If the prime minister can’t enforce his national planning regime against his own MPs, I would suggest he narrow his ambitions to a more limited but perhaps more achievable target.
Sunak should throw his weight behind the development of the booming Oxford-Cambridge-London high-tech triangle where growth is currently hindered by planning constraints. In the past, a Cabinet minister, Michael Heseltine, was vested with enormous powers to revive the docklands of Liverpool and the capital. He succeeded spectacularly. A similar initiative, offset by plans for renewal in the post-industrial North, could deliver large economic gains at smaller political cost.
The Office for Budgetary Responsibility, which checks the government’s tax-and-spend homework, predicts that increased immigration will encourage economic activity and bypass bottlenecks in a tight employment market. The Confederation of British Industry and the farming lobby both want workers from abroad to fill vacancies.
However, that opens another battlefront. A key Brexit demand was control of immigration, ending the free movement of people into the UK from the European Union. Official figures released on Thursday show that UK net migration hit 504,000 in the year to June. Post-Brexit, the number of migrants has actually risen. Brexit voters are furious at the influx.

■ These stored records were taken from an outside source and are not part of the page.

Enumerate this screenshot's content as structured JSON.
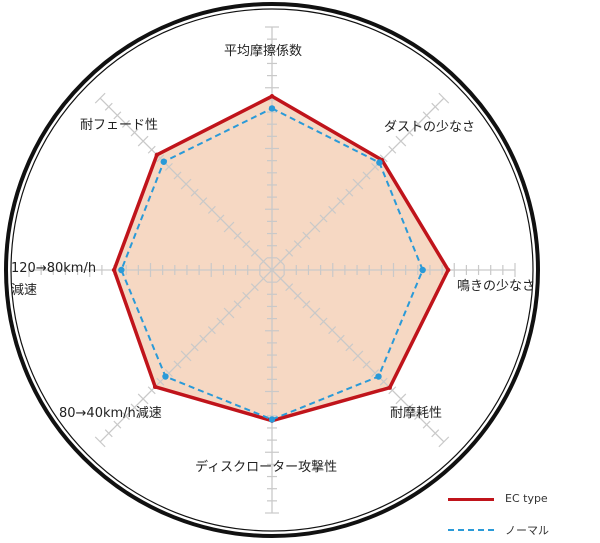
{
  "chart_data": {
    "type": "radar",
    "axes": [
      "平均摩擦係数",
      "ダストの少なさ",
      "鳴きの少なさ",
      "耐摩耗性",
      "ディスクローター攻撃性",
      "80→40km/h減速",
      "120→80km/h減速",
      "耐フェード性"
    ],
    "axis_label_lines": {
      "120→80km/h減速": [
        "120→80km/h",
        "減速"
      ]
    },
    "rlim": [
      0,
      20
    ],
    "grid": true,
    "legend_placement": "bottom-right",
    "series": [
      {
        "name": "EC type",
        "color": "#c0141b",
        "style": "solid",
        "values": [
          14.3,
          12.8,
          14.5,
          13.7,
          12.4,
          13.6,
          13.0,
          13.4
        ]
      },
      {
        "name": "ノーマル",
        "color": "#2a9ad8",
        "style": "dashed",
        "values": [
          13.3,
          12.5,
          12.4,
          12.4,
          12.3,
          12.4,
          12.4,
          12.6
        ]
      }
    ],
    "fill_color": "#f6d8c3"
  }
}
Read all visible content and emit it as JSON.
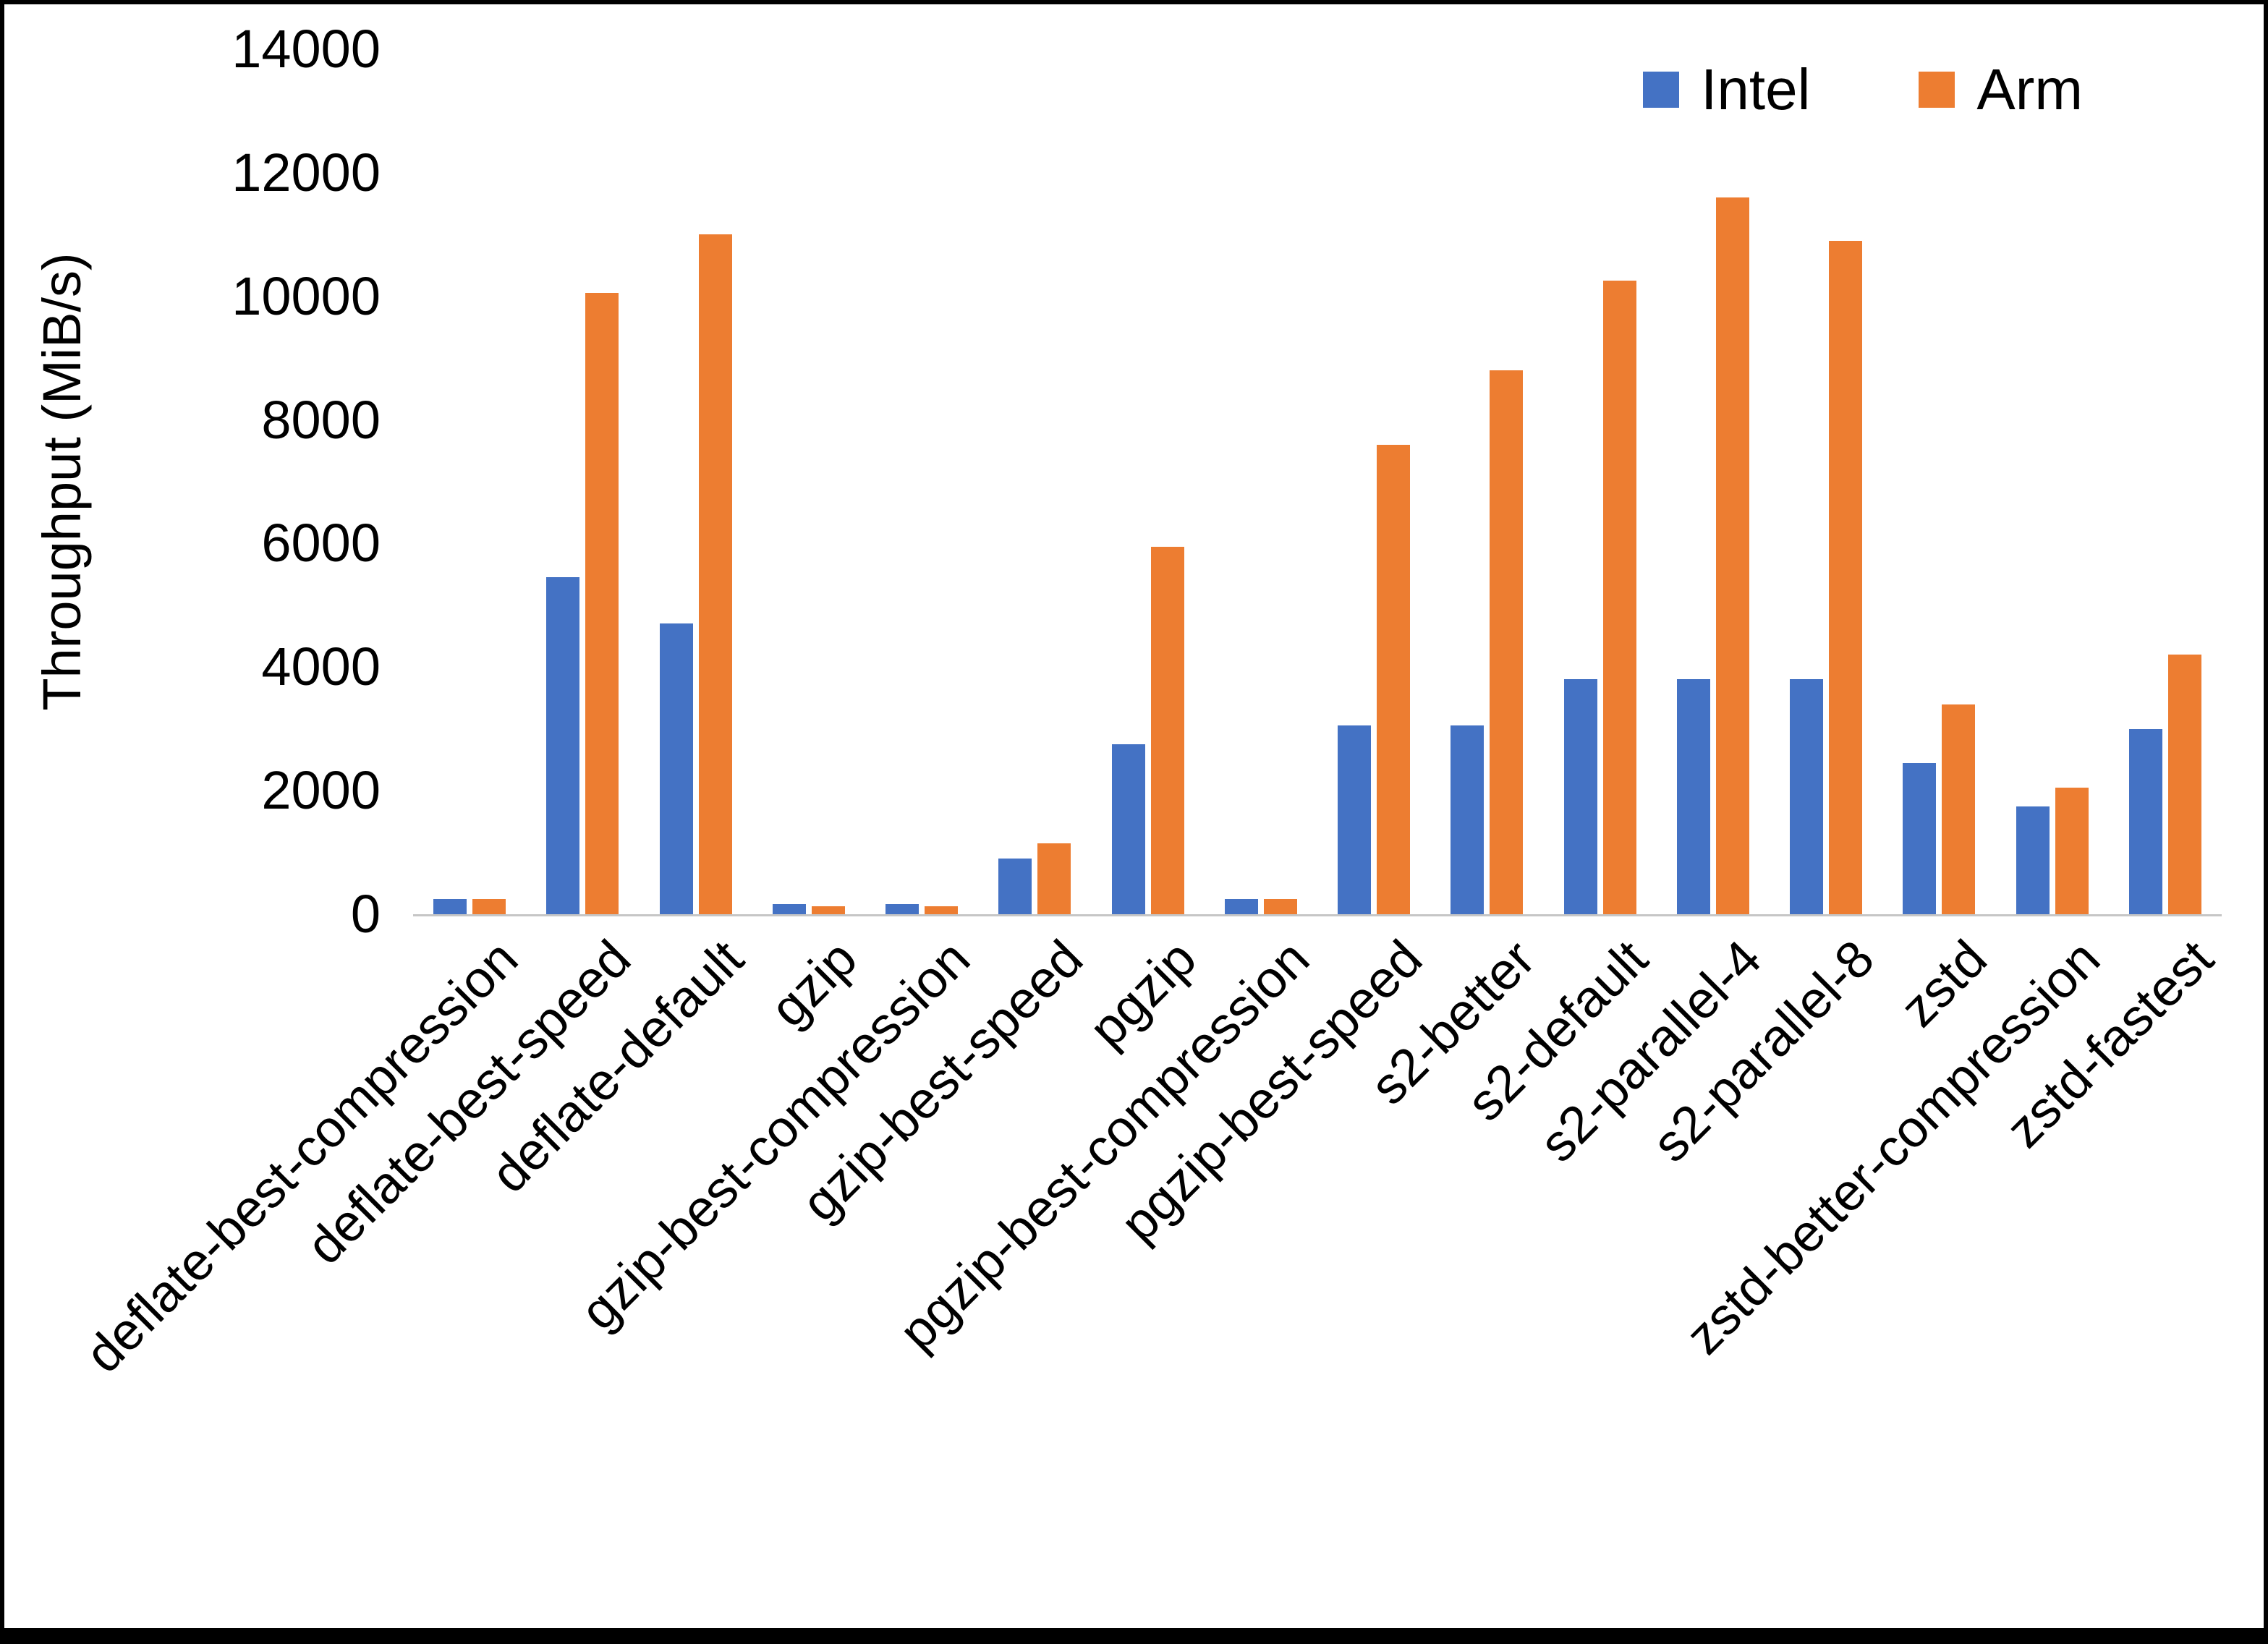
{
  "chart_data": {
    "type": "bar",
    "title": "",
    "xlabel": "",
    "ylabel": "Throughput (MiB/s)",
    "ylim": [
      0,
      14000
    ],
    "ytick_step": 2000,
    "grid": false,
    "legend_position": "top-right",
    "categories": [
      "deflate-best-compression",
      "deflate-best-speed",
      "deflate-default",
      "gzip",
      "gzip-best-compression",
      "gzip-best-speed",
      "pgzip",
      "pgzip-best-compression",
      "pgzip-best-speed",
      "s2-better",
      "s2-default",
      "s2-parallel-4",
      "s2-parallel-8",
      "zstd",
      "zstd-better-compression",
      "zstd-fastest"
    ],
    "series": [
      {
        "name": "Intel",
        "color": "#4472C4",
        "values": [
          250,
          5450,
          4700,
          160,
          160,
          900,
          2750,
          250,
          3050,
          3050,
          3800,
          3800,
          3800,
          2450,
          1750,
          3000
        ]
      },
      {
        "name": "Arm",
        "color": "#ED7D31",
        "values": [
          250,
          10050,
          11000,
          130,
          130,
          1150,
          5950,
          250,
          7600,
          8800,
          10250,
          11600,
          10900,
          3400,
          2050,
          4200
        ]
      }
    ]
  }
}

Mass migration, in turn, turns Sunak’s crisis into an alarming vicious circle: the population surge increases the demand for housing. One Housing Ministry report four years ago estimated that prices had been driven 20% higher over a 25-year period from 1991.

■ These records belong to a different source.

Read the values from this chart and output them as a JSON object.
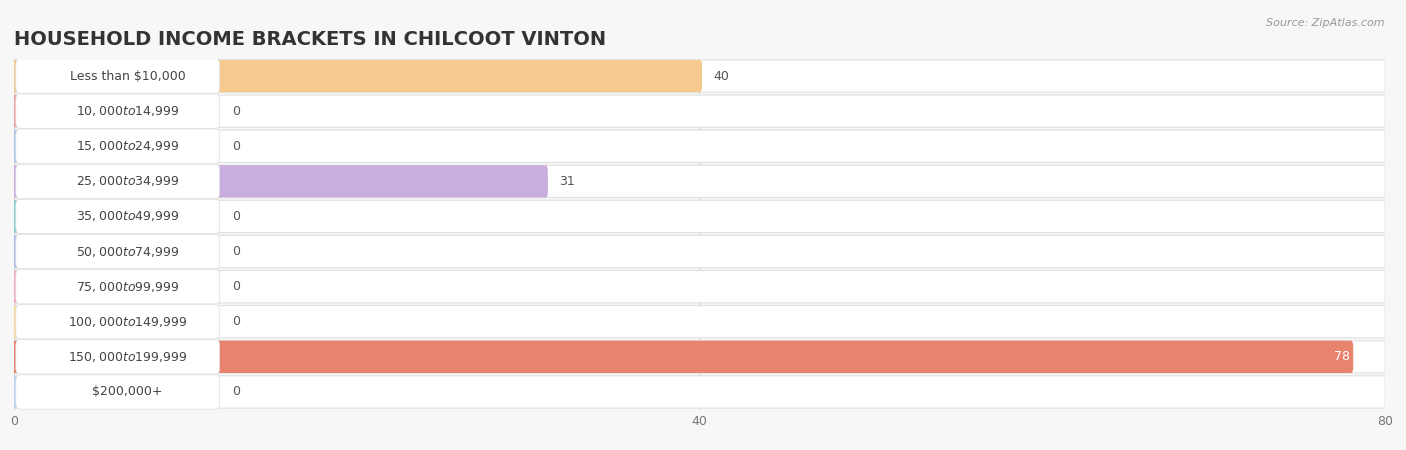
{
  "title": "HOUSEHOLD INCOME BRACKETS IN CHILCOOT VINTON",
  "source": "Source: ZipAtlas.com",
  "categories": [
    "Less than $10,000",
    "$10,000 to $14,999",
    "$15,000 to $24,999",
    "$25,000 to $34,999",
    "$35,000 to $49,999",
    "$50,000 to $74,999",
    "$75,000 to $99,999",
    "$100,000 to $149,999",
    "$150,000 to $199,999",
    "$200,000+"
  ],
  "values": [
    40,
    0,
    0,
    31,
    0,
    0,
    0,
    0,
    78,
    0
  ],
  "bar_colors": [
    "#f6c98e",
    "#f4a0a0",
    "#aac8e8",
    "#c8aede",
    "#82d0ca",
    "#b4baec",
    "#f4aac0",
    "#f6d898",
    "#e8846e",
    "#b8d4f4"
  ],
  "xlim": [
    0,
    80
  ],
  "xticks": [
    0,
    40,
    80
  ],
  "background_color": "#f7f7f7",
  "row_bg": "#ffffff",
  "row_border": "#e0e0e0",
  "title_fontsize": 14,
  "label_fontsize": 9,
  "value_fontsize": 9
}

If the Tory leader wants to break out of this trap, he has to tackle labor shortages at the source. More than five million adults are economically inactive in the UK — a number that has swollen by another 600,000 since the pandemic. Some are unemployable through long-term physical and mental disabilities but many are healthy — and must be incentivized to return to the labor force.
Sunak must either get more people back to work and reduce immigration numbers, or allow mass immigration to continue but build more homes to house the newcomers. Instead, the UK has both more migrants and an inflationary housing shortage.

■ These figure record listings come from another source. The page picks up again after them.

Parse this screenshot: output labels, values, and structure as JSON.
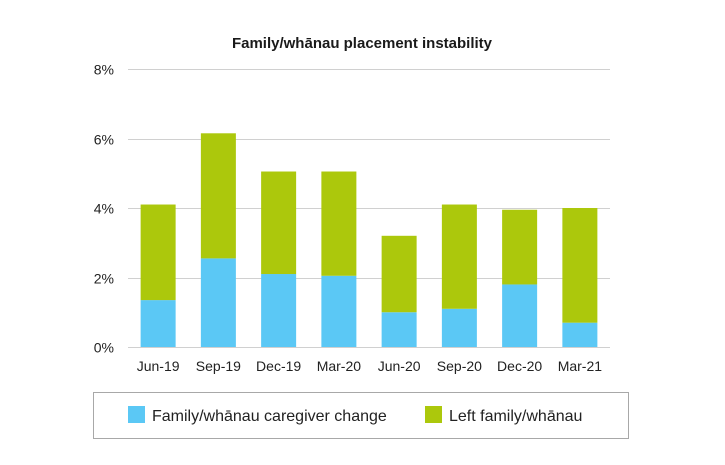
{
  "chart_data": {
    "type": "bar",
    "stacked": true,
    "title": "Family/whānau placement instability",
    "xlabel": "",
    "ylabel": "",
    "categories": [
      "Jun-19",
      "Sep-19",
      "Dec-19",
      "Mar-20",
      "Jun-20",
      "Sep-20",
      "Dec-20",
      "Mar-21"
    ],
    "series": [
      {
        "name": "Family/whānau caregiver change",
        "color": "#5bc8f5",
        "values": [
          1.35,
          2.55,
          2.1,
          2.05,
          1.0,
          1.1,
          1.8,
          0.7
        ]
      },
      {
        "name": "Left family/whānau",
        "color": "#acc80c",
        "values": [
          2.75,
          3.6,
          2.95,
          3.0,
          2.2,
          3.0,
          2.15,
          3.3
        ]
      }
    ],
    "ylim": [
      0,
      8
    ],
    "yticks": [
      "0%",
      "2%",
      "4%",
      "6%",
      "8%"
    ],
    "ytick_values": [
      0,
      2,
      4,
      6,
      8
    ],
    "grid": true,
    "legend_position": "bottom"
  }
}
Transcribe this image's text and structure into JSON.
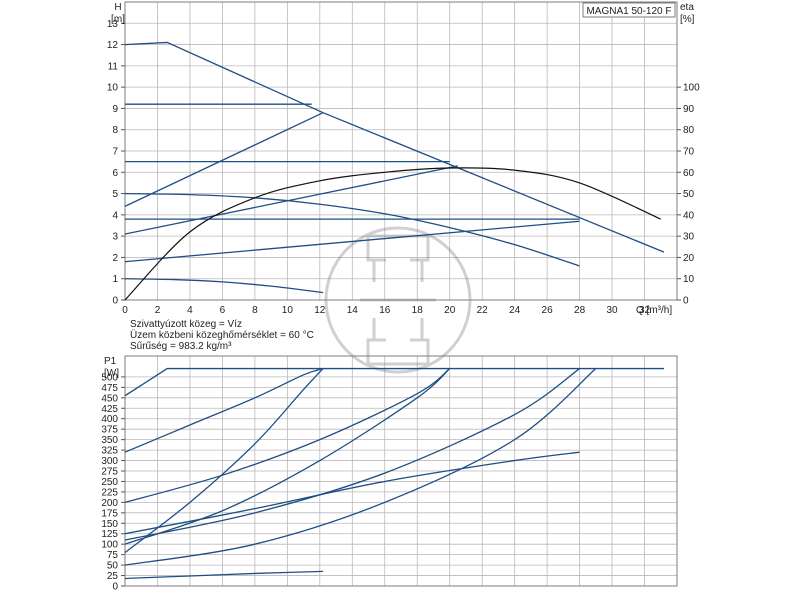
{
  "chart_data": [
    {
      "type": "line",
      "title": "MAGNA1 50-120 F",
      "ylabel": "H",
      "ylabel_unit": "[m]",
      "y2label": "eta",
      "y2label_unit": "[%]",
      "xlabel": "Q [m³/h]",
      "xlim": [
        0,
        34
      ],
      "ylim": [
        0,
        14
      ],
      "y2lim": [
        0,
        140
      ],
      "x_ticks": [
        0,
        2,
        4,
        6,
        8,
        10,
        12,
        14,
        16,
        18,
        20,
        22,
        24,
        26,
        28,
        30,
        32
      ],
      "y_ticks": [
        0,
        1,
        2,
        3,
        4,
        5,
        6,
        7,
        8,
        9,
        10,
        11,
        12,
        13
      ],
      "y2_ticks": [
        0,
        10,
        20,
        30,
        40,
        50,
        60,
        70,
        80,
        90,
        100
      ],
      "grid": true,
      "notes": [
        "Szivattyúzott közeg = Víz",
        "Üzem közbeni közeghőmérséklet = 60 °C",
        "Sűrűség = 983.2 kg/m³"
      ],
      "series": [
        {
          "name": "max curve",
          "color": "#1f4e85",
          "x": [
            0,
            2.6,
            12.2,
            33.2
          ],
          "y": [
            12.0,
            12.1,
            8.8,
            2.25
          ]
        },
        {
          "name": "constant pressure 9.2 m",
          "color": "#1f4e85",
          "x": [
            0,
            11.5
          ],
          "y": [
            9.2,
            9.2
          ]
        },
        {
          "name": "constant pressure 6.5 m",
          "color": "#1f4e85",
          "x": [
            0,
            20
          ],
          "y": [
            6.5,
            6.5
          ]
        },
        {
          "name": "constant pressure 3.8 m",
          "color": "#1f4e85",
          "x": [
            0,
            28
          ],
          "y": [
            3.8,
            3.8
          ]
        },
        {
          "name": "proportional pressure high",
          "color": "#1f4e85",
          "x": [
            0,
            12.2
          ],
          "y": [
            4.4,
            8.8
          ]
        },
        {
          "name": "proportional pressure medium",
          "color": "#1f4e85",
          "x": [
            0,
            20.5
          ],
          "y": [
            3.1,
            6.3
          ]
        },
        {
          "name": "proportional pressure low",
          "color": "#1f4e85",
          "x": [
            0,
            28
          ],
          "y": [
            1.8,
            3.7
          ]
        },
        {
          "name": "min curve 1",
          "color": "#1f4e85",
          "x": [
            0,
            3,
            6,
            9,
            12.2
          ],
          "y": [
            1.0,
            0.96,
            0.85,
            0.65,
            0.35
          ]
        },
        {
          "name": "min curve 2",
          "color": "#1f4e85",
          "x": [
            0,
            4,
            8,
            12,
            16,
            20,
            24,
            28
          ],
          "y": [
            5.0,
            4.95,
            4.8,
            4.5,
            4.05,
            3.4,
            2.6,
            1.6
          ]
        },
        {
          "name": "efficiency curves (eta, %)",
          "color": "#111111",
          "x": [
            0,
            4,
            8,
            12,
            16,
            20,
            24,
            28,
            33
          ],
          "y": [
            0,
            32,
            48,
            56,
            60,
            62,
            61,
            55,
            38
          ]
        }
      ]
    },
    {
      "type": "line",
      "ylabel": "P1",
      "ylabel_unit": "[W]",
      "xlim": [
        0,
        34
      ],
      "ylim": [
        0,
        550
      ],
      "y_ticks": [
        0,
        25,
        50,
        75,
        100,
        125,
        150,
        175,
        200,
        225,
        250,
        275,
        300,
        325,
        350,
        375,
        400,
        425,
        450,
        475,
        500
      ],
      "grid": true,
      "series": [
        {
          "name": "max power",
          "color": "#1f4e85",
          "x": [
            0,
            2.6,
            33.2
          ],
          "y": [
            455,
            520,
            520
          ]
        },
        {
          "name": "P 320 W",
          "color": "#1f4e85",
          "x": [
            0,
            4,
            8,
            11,
            12.2
          ],
          "y": [
            320,
            385,
            450,
            505,
            520
          ]
        },
        {
          "name": "P 200 W",
          "color": "#1f4e85",
          "x": [
            0,
            6,
            12,
            18,
            20
          ],
          "y": [
            200,
            265,
            350,
            460,
            520
          ]
        },
        {
          "name": "P 110 W",
          "color": "#1f4e85",
          "x": [
            0,
            8,
            16,
            24,
            28
          ],
          "y": [
            110,
            175,
            270,
            410,
            520
          ]
        },
        {
          "name": "curve ending 12.2",
          "color": "#1f4e85",
          "x": [
            0,
            4,
            8,
            11,
            12.2
          ],
          "y": [
            80,
            200,
            340,
            470,
            520
          ]
        },
        {
          "name": "curve ending 20",
          "color": "#1f4e85",
          "x": [
            0,
            6,
            12,
            18,
            20
          ],
          "y": [
            100,
            180,
            300,
            450,
            520
          ]
        },
        {
          "name": "curve ending 28",
          "color": "#1f4e85",
          "x": [
            0,
            8,
            16,
            24,
            29
          ],
          "y": [
            50,
            100,
            200,
            350,
            520
          ]
        },
        {
          "name": "curve to 320",
          "color": "#1f4e85",
          "x": [
            0,
            8,
            16,
            24,
            28
          ],
          "y": [
            125,
            185,
            250,
            300,
            320
          ]
        },
        {
          "name": "min power",
          "color": "#1f4e85",
          "x": [
            0,
            4,
            8,
            12.2
          ],
          "y": [
            18,
            24,
            30,
            35
          ]
        }
      ]
    }
  ]
}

The Organization for Economic Cooperation and Development calculates that the UK will suffer more than most developed nations during the downturn. Barriers to trade with the EU are clearly a hindrance to growth but when unnamed sources told The Sunday Times that the government was contemplating a Swiss-style deal with Brussels there was an outcry from the Conservative party’s right wing.
Never mind that there is no Swiss option on the negotiating table. In any case, neither the Tories nor the Labor party currently favor what such a deal would entail: paying into the EU budget, acceding to European judicial primacy, and allowing freedom of migration. Yet some reduction in trade friction would be welcome. Sunak, although a committed Brexit supporter, is a more amenable negotiating partner to Brussels than his two immediate predecessors, Liz Truss and Boris Johnson (both of whom are leading another revolt against Sunak focused on their opposition to onshore wind farms).
In truth, Sunak is faced by an unholy alliance of diehard Leavers and Remainers who don’t really want to make a pragmatic Brexit work. The diehards want no compromise with the EU. The Remainers want a re-run of the referendum. The new leader at the helm is an affable, conflict-averse politician but avoiding all rows is an impossible thing. The prime minister will soon need to choose where to make a stand against his own enemies within. And unless he can offer them a glimmer of economic growth, the chances of revival are narrowing by the month.